Wednesday, October 6, 2010
Background on Snyder v. Phelps, the oral argument discussed above:
Phelps achieved notoriety with his protests at the funerals of military persons. Under the organization of the Westboro Baptist Church, consisting of Phelps and his family, the message of Phelps' protests is "godhatesfags" (which is the name of the website and the motto on the signage). Earlier in his career, Phelps protested lesbian and gay events (full disclosure: a lecture I gave was once picketed by Phelps), including most notably the funeral of Matthew Shepard. More recently, Phelps has directed his protests at funerals of military persons, despite the military's "don't ask, don't tell policy" with regard to homosexuality. Phelps' Brief on the merits argues that the "purpose of picketing in connection with funerals is to use an available public platform, when the living contemplate death, to deliver the message that there is a consequence for sin," and military funerals are appropriate because “when soldiers die in the Iraq and Afghanistan wars, their funerals are highly publicized events, with extensive media coverage of their lives, deaths and funerals.” (Brief at 3-4). As a result of Phelps' picketing, numerous states and localities have passed laws that seek to regulate funeral protests consistent with time, place and manner doctrine under the First Amendment.
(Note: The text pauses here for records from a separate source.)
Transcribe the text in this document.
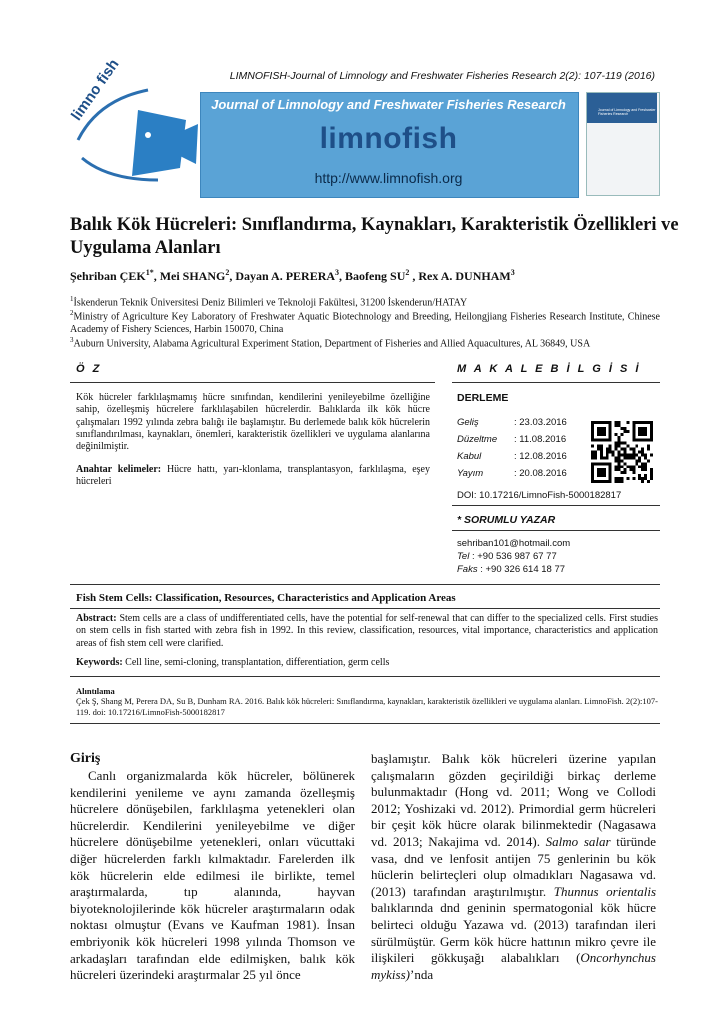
LIMNOFISH-Journal of Limnology and Freshwater Fisheries Research 2(2): 107-119 (2016)
limno fish	Journal of Limnology and Freshwater Fisheries Research
limnofish
http://www.limnofish.org
Journal of Limnology and Freshwater Fisheries Research
Balık Kök Hücreleri: Sınıflandırma, Kaynakları, Karakteristik Özellikleri ve
Uygulama Alanları
Şehriban $ÇEK^{1*}$, Mei SHANG$^2$, Dayan A. PERERA$^3$, Baofeng $SU^2$ , Rex A. DUNHAM$^3$
$^1$İskenderun Teknik Üniversitesi Deniz Bilimleri ve Teknoloji Fakültesi, 31200 İskenderun/HATAY
$^2$Ministry of Agriculture Key Laboratory of Freshwater Aquatic Biotechnology and Breeding, Heilongjiang Fisheries Research Institute, Chinese Academy of Fishery Sciences, Harbin 150070, China
$^3$Auburn University, Alabama Agricultural Experiment Station, Department of Fisheries and Allied Aquacultures, AL 36849, USA
Ö Z
Kök hücreler farklılaşmamış hücre sınıfından, kendilerini yenileyebilme özelliğine sahip, özelleşmiş hücrelere farklılaşabilen hücrelerdir. Balıklarda ilk kök hücre çalışmaları 1992 yılında zebra balığı ile başlamıştır. Bu derlemede balık kök hücrelerin sınıflandırılması, kaynakları, önemleri, karakteristik özellikleri ve uygulama alanlarına değinilmiştir.
Anahtar kelimeler: Hücre hattı, yarı-klonlama, transplantasyon, farklılaşma, eşey hücreleri
M A K A L E B İ L G İ S İ
DERLEME
Geliş	: 23.03.2016
Düzeltme : 11.08.2016
Kabul	: 12.08.2016
Yayım	: 20.08.2016
DOI: 10.17216/LimnoFish-5000182817
* SORUMLU YAZAR
sehriban101@hotmail.com
Tel : +90 536 987 67 77
Faks : +90 326 614 18 77
Fish Stem Cells: Classification, Resources, Characteristics and Application Areas
Abstract: Stem cells are a class of undifferentiated cells, have the potential for self-renewal that can differ to the specialized cells. First studies on stem cells in fish started with zebra fish in 1992. In this review, classification, resources, vital importance, characteristics and application areas of fish stem cell were clarified.
Keywords: Cell line, semi-cloning, transplantation, differentiation, germ cells
Alıntılama
Çek Ş, Shang M, Perera DA, Su B, Dunham RA. 2016. Balık kök hücreleri: Sınıflandırma, kaynakları, karakteristik özellikleri ve uygulama alanları. LimnoFish. 2(2):107-119. doi: 10.17216/LimnoFish-5000182817
Giriş
Canlı organizmalarda kök hücreler, bölünerek kendilerini yenileme ve aynı zamanda özelleşmiş hücrelere dönüşebilen, farklılaşma yetenekleri olan hücrelerdir. Kendilerini yenileyebilme ve diğer hücrelere dönüşebilme yetenekleri, onları vücuttaki diğer hücrelerden farklı kılmaktadır. Farelerden ilk kök hücrelerin elde edilmesi ile birlikte, temel araştırmalarda, tıp alanında, hayvan biyoteknolojilerinde kök hücreler araştırmaların odak noktası olmuştur (Evans ve Kaufman 1981). İnsan embriyonik kök hücreleri 1998 yılında Thomson ve arkadaşları tarafından elde edilmişken, balık kök hücreleri üzerindeki araştırmalar 25 yıl önce
başlamıştır. Balık kök hücreleri üzerine yapılan çalışmaların gözden geçirildiği birkaç derleme bulunmaktadır (Hong vd. 2011; Wong ve Collodi 2012; Yoshizaki vd. 2012). Primordial germ hücreleri bir çeşit kök hücre olarak bilinmektedir (Nagasawa vd. 2013; Nakajima vd. 2014). Salmo salar türünde vasa, dnd ve lenfosit antijen 75 genlerinin bu kök hüclerin belirteçleri olup olmadıkları Nagasawa vd. (2013) tarafından araştırılmıştır. Thunnus orientalis balıklarında dnd geninin spermatogonial kök hücre belirteci olduğu Yazawa vd. (2013) tarafından ileri sürülmüştür. Germ kök hücre hattının mikro çevre ile ilişkileri gökkuşağı alabalıkları (Oncorhynchus mykiss)’nda
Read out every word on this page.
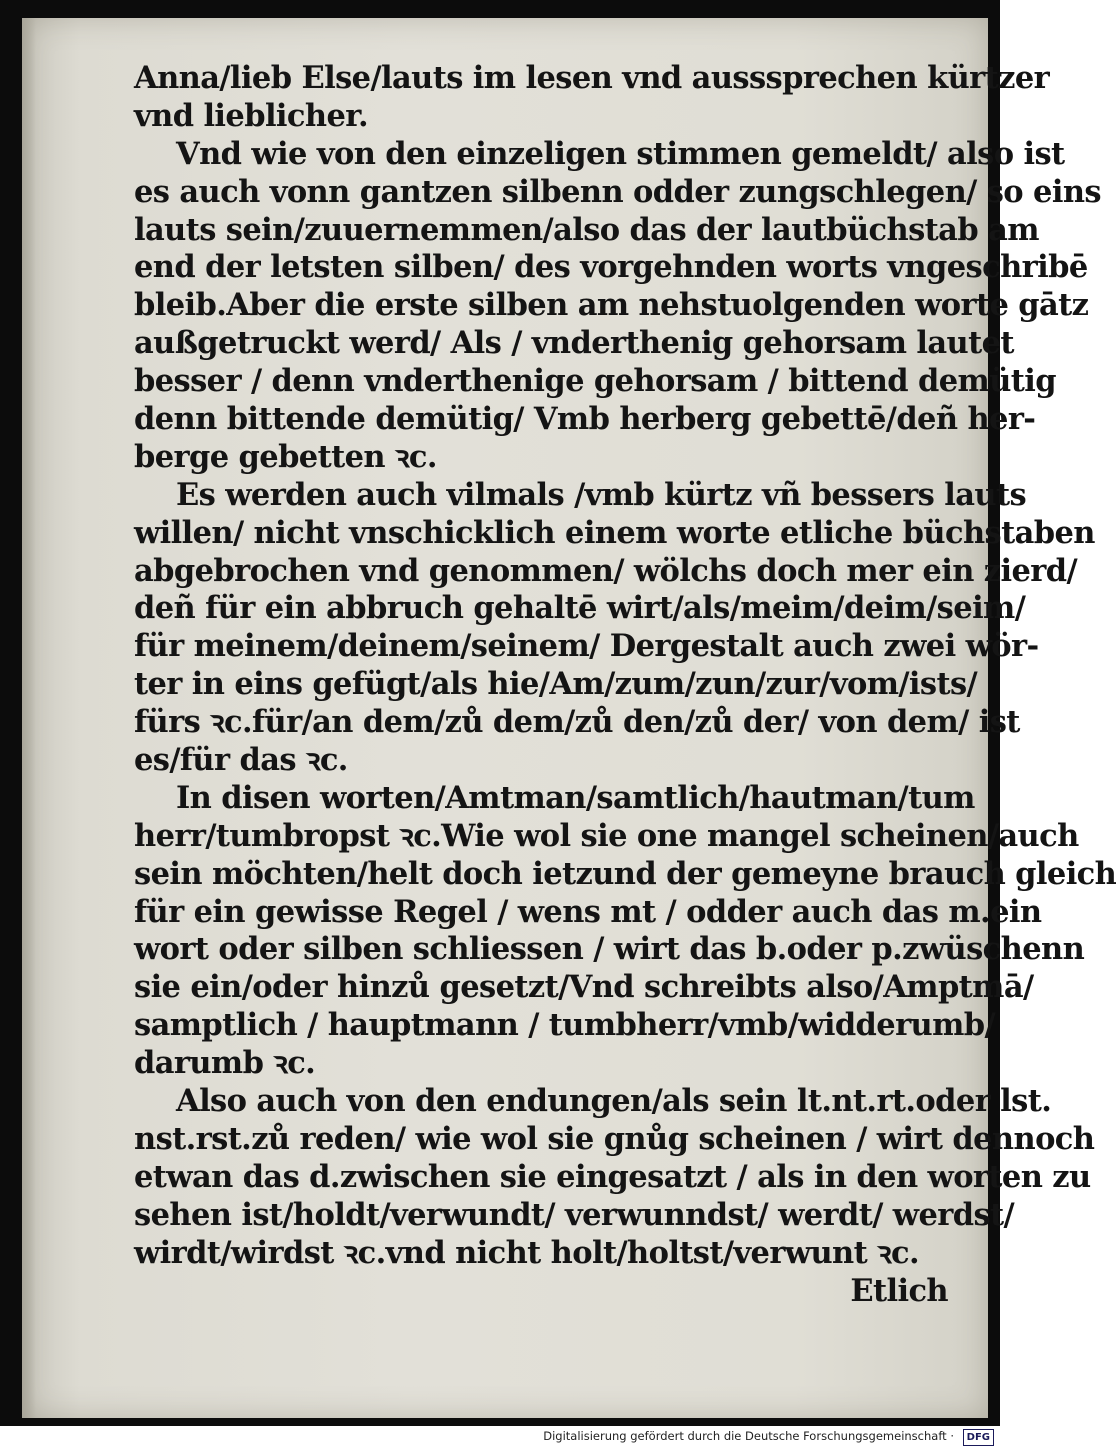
Anna/lieb Else/lauts im lesen vnd ausssprechen kürtzer
vnd lieblicher.
Vnd wie von den einzeligen stimmen gemeldt/ also ist
es auch vonn gantzen silbenn odder zungschlegen/ so eins
lauts sein/zuuernemmen/also das der lautbüchstab am
end der letsten silben/ des vorgehnden worts vngeschribē
bleib.Aber die erste silben am nehstuolgenden worte gātz
außgetruckt werd/ Als / vnderthenig gehorsam lautet
besser / denn vnderthenige gehorsam / bittend demütig
denn bittende demütig/ Vmb herberg gebettē/deñ her-
berge gebetten ꝛc.
Es werden auch vilmals /vmb kürtz vñ bessers lauts
willen/ nicht vnschicklich einem worte etliche büchstaben
abgebrochen vnd genommen/ wölchs doch mer ein zierd/
deñ für ein abbruch gehaltē wirt/als/meim/deim/seim/
für meinem/deinem/seinem/ Dergestalt auch zwei wör-
ter in eins gefügt/als hie/Am/zum/zun/zur/vom/ists/
fürs ꝛc.für/an dem/zů dem/zů den/zů der/ von dem/ ist
es/für das ꝛc.
In disen worten/Amtman/samtlich/hautman/tum
herr/tumbropst ꝛc.Wie wol sie one mangel scheinen/auch
sein möchten/helt doch ietzund der gemeyne brauch gleich
für ein gewisse Regel / wens mt / odder auch das m.ein
wort oder silben schliessen / wirt das b.oder p.zwüschenn
sie ein/oder hinzů gesetzt/Vnd schreibts also/Amptmā/
samptlich / hauptmann / tumbherr/vmb/widderumb/
darumb ꝛc.
Also auch von den endungen/als sein lt.nt.rt.oder lst.
nst.rst.zů reden/ wie wol sie gnůg scheinen / wirt dennoch
etwan das d.zwischen sie eingesatzt / als in den worten zu
sehen ist/holdt/verwundt/ verwunndst/ werdt/ werdst/
wirdt/wirdst ꝛc.vnd nicht holt/holtst/verwunt ꝛc.
Etlich
Digitalisierung gefördert durch die Deutsche Forschungsgemeinschaft ·	DFG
The case before the Court, however, does not involve a direct application of such a law, but a suit for intentional infliction of emotional distress by Albert Snyder, the father of a soldier who died in Iraq. The jury awarded Snyder over $10 million in damages, the district judge remitted the bulk of the punitive damges for a total award of $5 million, and the Fourth Circuit reversed in an opinion available here.
The case is undoubtedly controversial, as Lyle Dennison at SCOTUSblog discusses. It has attracted a wide array of amicus briefs; an interesting analysis of the amicus briefs in the case (including bestowal of the "Mugwump" award and the "Wait a Minute" award) is from ConLawProf Wilson Huhn.